Für eine gelingende Psychotherapie braucht es zunächst eine gute Bindung bzw. ein Vertrauensverhältnis zwischen dem Therapeuten und dem Klienten. Diese Bindung ist meist nicht von Anfang an in voller Ausprägung vorhanden, sondern befindet sich in einem Prozess. Je öfter der Klient zu Sitzungen erscheint und sich dort wohl und verstanden fühlt, desto stärker wächst oft das Vertrauen zum Therapeuten. Psychotherapie ist demnach zu einem bedeutenden Teil Bindungs- und Beziehungsarbeit zwischen dem Therapeuten und dem Klienten.
Je sicherer sich der Klient fühlt und je mehr er seinem Gegenüber vertrauen kann, desto mehr kann er sich in der Regel öffnen. Ein guter Psychotherapeut ist in der Lage seinem Patienten aufmerksam und wertfrei zuzuhören – und zwar nicht nur auf verbaler, sondern auch auf non-verbaler Ebene. Er frägt sich: ,,Was erzählt mein Klient inhaltlich und was drückt er (oftmals unbewusst) durch seine Mimik, Gestik, Stimmlage, Körperbewegungen, etc. aus?“. Aktives zuhören setzt voraus, dass der Therapeut präsent ist und nicht durch eigene Gedanken abgelenkt ist. Diese Präsenz bezieht sich aber nicht nur auf die Eindrücke, die sein Gegenüber ihm vermittelt, sondern auch auf eigene innere Reaktionen dazu. Er ist in der Lage seine eigenen Gedanken, Gefühle und Körperempfindungen zu beobachten und sich nicht darin zu verlieren bzw. sie nicht mit der Innenwelt des Klienten zu vermischen. Er kann sie an passender Stelle jedoch durchaus ansprechen, um z.B. dem Klienten in dessen eigene Gefühlswelt zu verhelfen. Ein weiterer wichtiger Bestandteil einer Psychotherapie ist demnach Präsenz und das aktive Zuhören des Therapeuten.
Wenn der Therapeut einen Eindruck von der Innenwelt des Klienten bekommen hat, kann dieser dann mit seiner gelernten Methodik intervenieren – also Einfluss nehmen. Der integrative Psychotherapeut z.B. verbindet verschiedene psychotherapeutische Verfahren miteinander. Je nach der vorhandenen Symptomatik, dem jeweiligen Therapieziel, der eventuell vorhandenen bisherigen psychotherapeutischen Erfahrung sowie der Persönlichkeit des Klienten wählt der Therapeut eine oder mehrere entsprechende Methoden aus. Kommen beide mit einer bestimmten Methodik nicht weiter, kann der Therapeut durch sein breites Verfahrensspektrum, zu einem anderen Ansatz wechseln. Psychotherapie bedeutet demnach auch, sich an den Klienten mit der Art und Weise der Behandlung anzupassen.

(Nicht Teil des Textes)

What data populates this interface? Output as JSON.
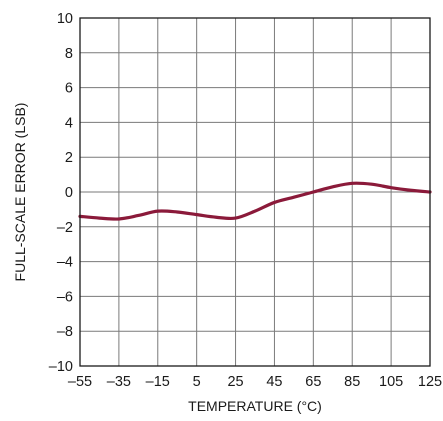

Hin und wieder tauchen während einer Psychotherapie Widerstände beim Klienten auf. Diese können eine Konsequenz von Schutzmechanismen des Organismus sein, wenn sich der Klient z.B. traumatischen Seeleninhalten nähert. Andererseits könnte es aber auch an einem mangelnden Vertrauensverhältnis zwischen beiden Parteien liegen. Oftmals empfiehlt es sich, den Widerstand direkt anzusprechen, um der Ursache auf die Spur zu kommen. Möglicherweise überträgt der Klient auch kindliche Beziehungsmuster auf den Therapeuten, was der Begründer der Psychoanalyse Sigmund Freud damals als ,,Übertragung“ bezeichnet hat. Richtig als Übertragungsprozesse erkannt, können diese sehr hilfreich für die Therapie sein, da sie wertvolle Hinweise auf verdrängte Beziehungsmuster liefern, die sich meistens auch im Alltag bemerkbar machen. Werden Sie hingegen nicht erkannt, könnte dies die Beziehung zum Therapeuten gefährden. Auch beim Therapeuten könnten sich Übertragungsprozesse ereignen. Diese hat Freud als ,,Gegenübertragung“ bezeichnet. Der Therapeut sollte sie bemerken, damit sie nicht die Beziehung zum Patienten sowie die Behandlung gefährden. Bei einer gelungenen Psychotherapie werden demnach Widerstände aufgedeckt, nach den Ursachen analysiert und aufgelöst.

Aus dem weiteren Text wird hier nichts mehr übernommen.